I ran into a lady I had once taken a writing class with. Before even a hello, she asked me what I thought of the shades of grey poo, need I say more. I did add that I am jealous, perhaps a step above jealous. The kind of jealous that looks down on jealous, with its nose up high. A horrible color on me but there I was completely cloaked in it wearing it without shame. In her case, it would not have killed her to have someone edit the sex book before filling her money room. I am pretty sure her money room is bigger than Scrooge McDuck’s. While she swims around deep in her coins in her money room as all rich folk do, a school of writers who clearly missed this class, lie awake choking on her inability to use the language correctly as well as her repetition and and and and.
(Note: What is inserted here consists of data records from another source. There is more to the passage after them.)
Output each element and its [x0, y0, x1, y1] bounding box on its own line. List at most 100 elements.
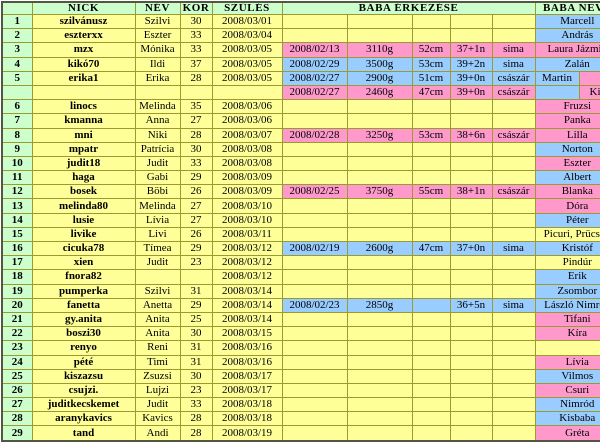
row-due-date: 2008/03/16 [211, 340, 283, 356]
table-row: 4 kikó70 Ildi 37 2008/03/05 2008/02/29 3500g 53… [1, 56, 600, 72]
row-birth-mode [491, 170, 536, 186]
row-gestation-week [449, 368, 493, 384]
row-birth-length: 52cm [411, 42, 451, 58]
row-birth-length [411, 226, 451, 243]
row-baby-name: Fruzsi [534, 99, 600, 115]
table-row: 1 szilvánusz Szilvi 30 2008/03/01 Marcell [1, 13, 600, 30]
row-birth-length [411, 297, 451, 313]
row-baby-name: László Nimród [534, 297, 600, 313]
row-birth-date [281, 113, 348, 129]
row-gestation-week [449, 411, 493, 427]
row-birth-weight: 3500g [346, 56, 413, 72]
row-nick: mpatr [31, 141, 136, 157]
table-row: 17 xien Judit 23 2008/03/12 Pindúr [1, 255, 600, 271]
row-nick: bosek [31, 184, 136, 200]
row-nick: pumperka [31, 283, 136, 299]
table-row: 16 cicuka78 Tímea 29 2008/03/12 2008/02/19 260… [1, 240, 600, 257]
row-age: 30 [179, 13, 213, 30]
row-name: Niki [134, 127, 181, 143]
row-birth-mode: sima [491, 297, 536, 313]
row-name: Livi [134, 226, 181, 243]
row-nick: mzx [31, 42, 136, 58]
row-name: Anetta [134, 297, 181, 313]
row-baby-name: Picuri, Prücsök [534, 226, 600, 243]
row-age: 35 [179, 99, 213, 115]
row-birth-mode [491, 99, 536, 115]
table-row: 26 csujzi. Lujzi 23 2008/03/17 Csuri [1, 382, 600, 399]
row-birth-date: 2008/02/25 [281, 184, 348, 200]
row-name: Timi [134, 354, 181, 370]
row-birth-date [281, 269, 348, 285]
row-birth-weight [346, 226, 413, 243]
row-age: 23 [179, 382, 213, 399]
row-birth-weight [346, 340, 413, 356]
row-birth-mode [491, 141, 536, 157]
row-nick [31, 84, 136, 101]
row-birth-weight [346, 212, 413, 228]
row-gestation-week [449, 340, 493, 356]
row-age: 29 [179, 170, 213, 186]
row-birth-date: 2008/02/13 [281, 42, 348, 58]
row-baby-name: Zsombor [534, 283, 600, 299]
row-age [179, 269, 213, 285]
row-birth-length: 47cm [411, 84, 451, 101]
row-nick: juditkecskemet [31, 397, 136, 413]
row-birth-date: 2008/02/27 [281, 84, 348, 101]
row-birth-mode [491, 155, 536, 172]
row-index: 24 [1, 354, 33, 370]
row-birth-weight: 2900g [346, 70, 413, 86]
row-baby-name: Dóra [534, 198, 600, 214]
row-index: 4 [1, 56, 33, 72]
row-due-date: 2008/03/11 [211, 226, 283, 243]
row-birth-date [281, 99, 348, 115]
row-birth-date [281, 397, 348, 413]
table-row: 12 bosek Böbi 26 2008/03/09 2008/02/25 3750g 55… [1, 184, 600, 200]
row-name: Judit [134, 255, 181, 271]
row-gestation-week [449, 311, 493, 328]
row-index: 28 [1, 411, 33, 427]
row-age: 28 [179, 70, 213, 86]
row-name: Anita [134, 311, 181, 328]
row-index: 11 [1, 170, 33, 186]
row-due-date: 2008/03/09 [211, 170, 283, 186]
row-due-date: 2008/03/06 [211, 99, 283, 115]
row-gestation-week [449, 326, 493, 342]
row-birth-mode: császár [491, 127, 536, 143]
row-index: 25 [1, 368, 33, 384]
row-birth-date: 2008/02/28 [281, 127, 348, 143]
row-due-date: 2008/03/07 [211, 127, 283, 143]
row-birth-length [411, 28, 451, 44]
row-index: 27 [1, 397, 33, 413]
row-birth-mode: császár [491, 70, 536, 86]
row-gestation-week [449, 425, 493, 442]
row-baby-name-second: Kira [578, 84, 600, 101]
row-index: 6 [1, 99, 33, 115]
row-birth-mode [491, 198, 536, 214]
row-name: Anna [134, 113, 181, 129]
row-birth-weight [346, 113, 413, 129]
row-birth-length [411, 283, 451, 299]
table-row: 14 lusie Lívia 27 2008/03/10 Péter [1, 212, 600, 228]
row-age: 28 [179, 411, 213, 427]
row-birth-date: 2008/02/29 [281, 56, 348, 72]
row-baby-name: András [534, 28, 600, 44]
row-baby-name: Panka [534, 113, 600, 129]
row-birth-date [281, 212, 348, 228]
row-birth-weight [346, 155, 413, 172]
row-age: 33 [179, 155, 213, 172]
row-birth-date: 2008/02/23 [281, 297, 348, 313]
table-row: 29 tand Andi 28 2008/03/19 Gréta [1, 425, 600, 442]
row-due-date: 2008/03/14 [211, 311, 283, 328]
row-age: 30 [179, 141, 213, 157]
row-due-date [211, 84, 283, 101]
row-index: 15 [1, 226, 33, 243]
row-birth-length [411, 368, 451, 384]
table-header-row: NICK NÉV KOR SZÜLÉS BABA ÉRKEZÉSE BABA N… [1, 1, 600, 15]
row-due-date: 2008/03/06 [211, 113, 283, 129]
table-row: 6 linocs Melinda 35 2008/03/06 Fruzsi [1, 99, 600, 115]
row-name: Zsuzsi [134, 368, 181, 384]
row-name: Kavics [134, 411, 181, 427]
row-baby-name: Vilmos [534, 368, 600, 384]
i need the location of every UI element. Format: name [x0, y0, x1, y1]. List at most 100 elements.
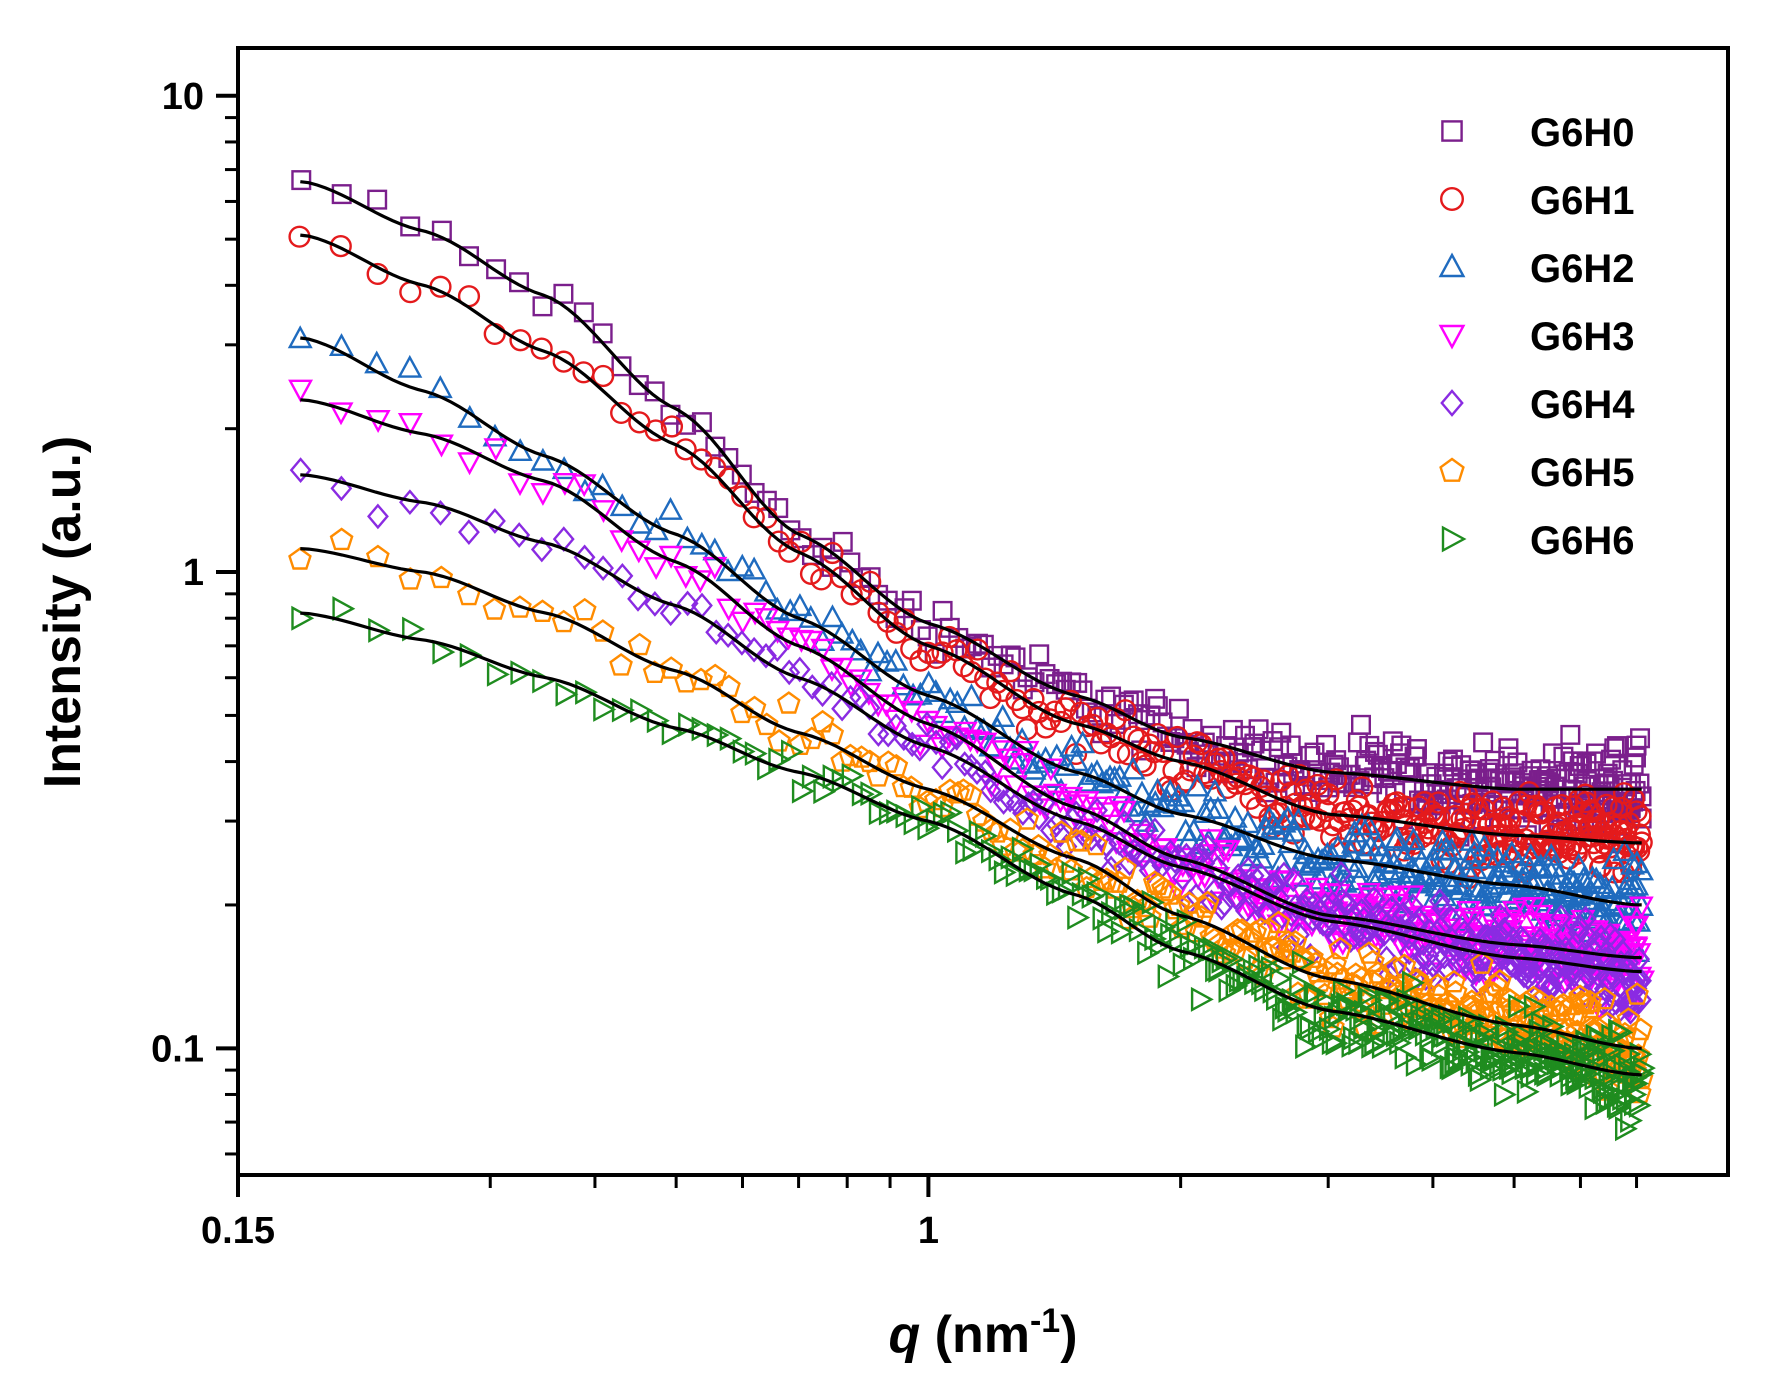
data-point [1574, 905, 1597, 932]
data-point [1331, 888, 1354, 914]
plot-area [287, 170, 1656, 1142]
data-point [1556, 1031, 1580, 1057]
data-point [1110, 919, 1134, 945]
data-point [1349, 1006, 1373, 1032]
data-point [1103, 845, 1126, 871]
data-point [1171, 864, 1194, 891]
data-point [883, 647, 909, 671]
data-point [1216, 736, 1237, 757]
y-tick-label: 1 [183, 552, 204, 594]
data-point [776, 691, 801, 714]
data-point [551, 609, 576, 633]
series-G6H3 [288, 379, 1656, 1023]
data-point [1193, 895, 1218, 918]
data-point [1141, 889, 1165, 915]
data-point [742, 506, 765, 529]
data-point [428, 434, 454, 458]
data-point [1438, 837, 1464, 861]
data-point [1394, 1044, 1418, 1070]
data-point [1215, 840, 1241, 864]
fit-line [300, 398, 1642, 960]
data-point [788, 732, 813, 755]
data-point [867, 721, 890, 747]
data-point [1262, 978, 1286, 1004]
data-point [1597, 763, 1618, 784]
y-axis-title: Intensity (a.u.) [34, 436, 92, 788]
data-point [676, 590, 699, 617]
data-point [628, 375, 649, 396]
data-point [1328, 936, 1353, 960]
legend-label: G6H0 [1530, 111, 1635, 155]
data-point [1437, 956, 1459, 983]
fit-line [300, 611, 1642, 1077]
data-point [1616, 1007, 1641, 1030]
data-point [1367, 1009, 1391, 1035]
fit-lines-layer [300, 180, 1642, 1077]
data-point [884, 753, 909, 777]
data-point [397, 354, 423, 378]
y-tick-label: 10 [162, 76, 204, 118]
data-point [483, 438, 509, 462]
data-point [1231, 826, 1257, 850]
axis-ticks: 0.15 1 0.1 1 10 [151, 76, 1639, 1252]
data-point [1624, 915, 1650, 939]
data-point [510, 660, 534, 686]
fit-line [300, 336, 1642, 907]
data-point [1493, 1082, 1517, 1108]
data-point [1388, 989, 1412, 1015]
data-point [894, 598, 915, 619]
data-point [741, 556, 767, 580]
fit-line [300, 547, 1642, 1050]
legend-label: G6H3 [1530, 315, 1635, 359]
data-point [1373, 849, 1399, 873]
data-point [1571, 1036, 1595, 1062]
data-point [1359, 987, 1384, 1013]
data-point [1067, 672, 1088, 693]
data-point [732, 739, 756, 765]
data-point [1587, 871, 1613, 895]
legend-label: G6H4 [1530, 383, 1635, 427]
data-point [1565, 842, 1588, 865]
data-point [1134, 817, 1157, 844]
data-point [1277, 998, 1301, 1024]
data-point [1341, 799, 1364, 822]
data-point [1190, 986, 1214, 1012]
data-point [1383, 955, 1408, 979]
data-point [1425, 973, 1450, 996]
data-point [1353, 1015, 1377, 1041]
data-point [1606, 736, 1627, 757]
data-point [1569, 756, 1590, 777]
data-point [1075, 824, 1097, 851]
data-point [1523, 994, 1547, 1020]
data-point [1305, 984, 1329, 1010]
data-point [1474, 1021, 1498, 1047]
data-point [1542, 743, 1563, 764]
data-point [821, 541, 844, 565]
data-point [731, 464, 752, 485]
data-point [1152, 740, 1175, 764]
data-point [509, 272, 530, 293]
data-point [1222, 719, 1243, 740]
data-point [367, 189, 388, 210]
data-point [932, 600, 953, 621]
data-point [1501, 1060, 1525, 1086]
data-point [1336, 891, 1359, 917]
data-point [660, 415, 684, 438]
data-point [1192, 866, 1218, 890]
data-point [1626, 735, 1647, 756]
data-point [1129, 780, 1155, 804]
data-point [1425, 943, 1447, 970]
x-tick-label: 0.15 [201, 1210, 275, 1252]
data-point [981, 838, 1004, 864]
data-point [1566, 1070, 1590, 1096]
data-point [1101, 900, 1125, 926]
data-point [1023, 857, 1047, 883]
data-point [768, 747, 792, 773]
data-point [687, 570, 713, 594]
data-point [810, 638, 836, 662]
data-point [953, 751, 976, 777]
data-point [1348, 1030, 1372, 1056]
data-point [766, 636, 789, 662]
data-point [799, 562, 823, 585]
data-point [508, 522, 531, 548]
I read through another writers work and it just doesn’t sit well with me. Perhaps it just doesn’t resonate. At this point I realize that he is brave. He strips off his clothes everyday to show the world more than most and invites a criticism that only creative’s attract.
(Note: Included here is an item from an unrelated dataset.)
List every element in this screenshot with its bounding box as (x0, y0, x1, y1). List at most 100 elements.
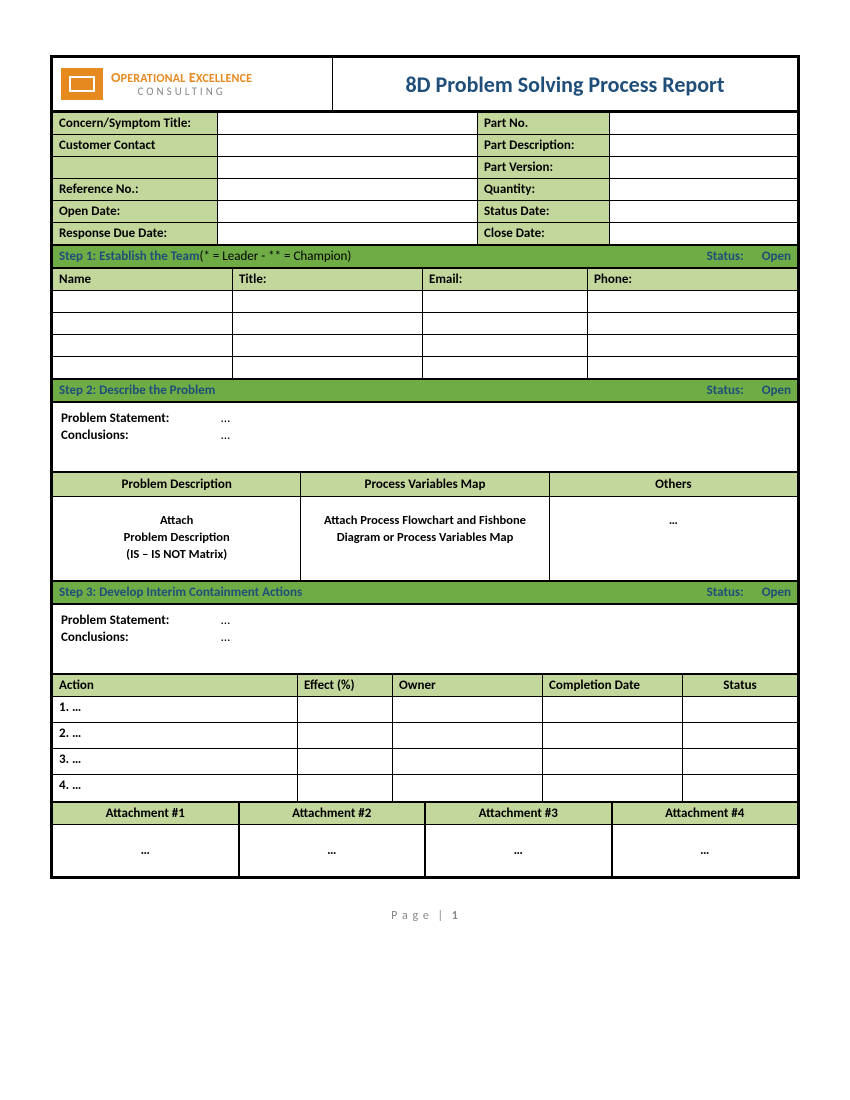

Tell me my math is off I will open a book. Tell me that which I awaken everyday to do and the only thing that brings me happiness is terrible, well then you might as well rip from my body my beating heart and eat it. Not that constructive criticism isn’t welcomed. We are all learning and growing, this is important. Also lets not forget our tastes differ and I am okay with that. I am not the kid on the playground who is going to try make best friends with all the others kids. But respect the fragility of the creative soul, give it air to breath. Every person who wakes up everyday to create in my books is brave as hell.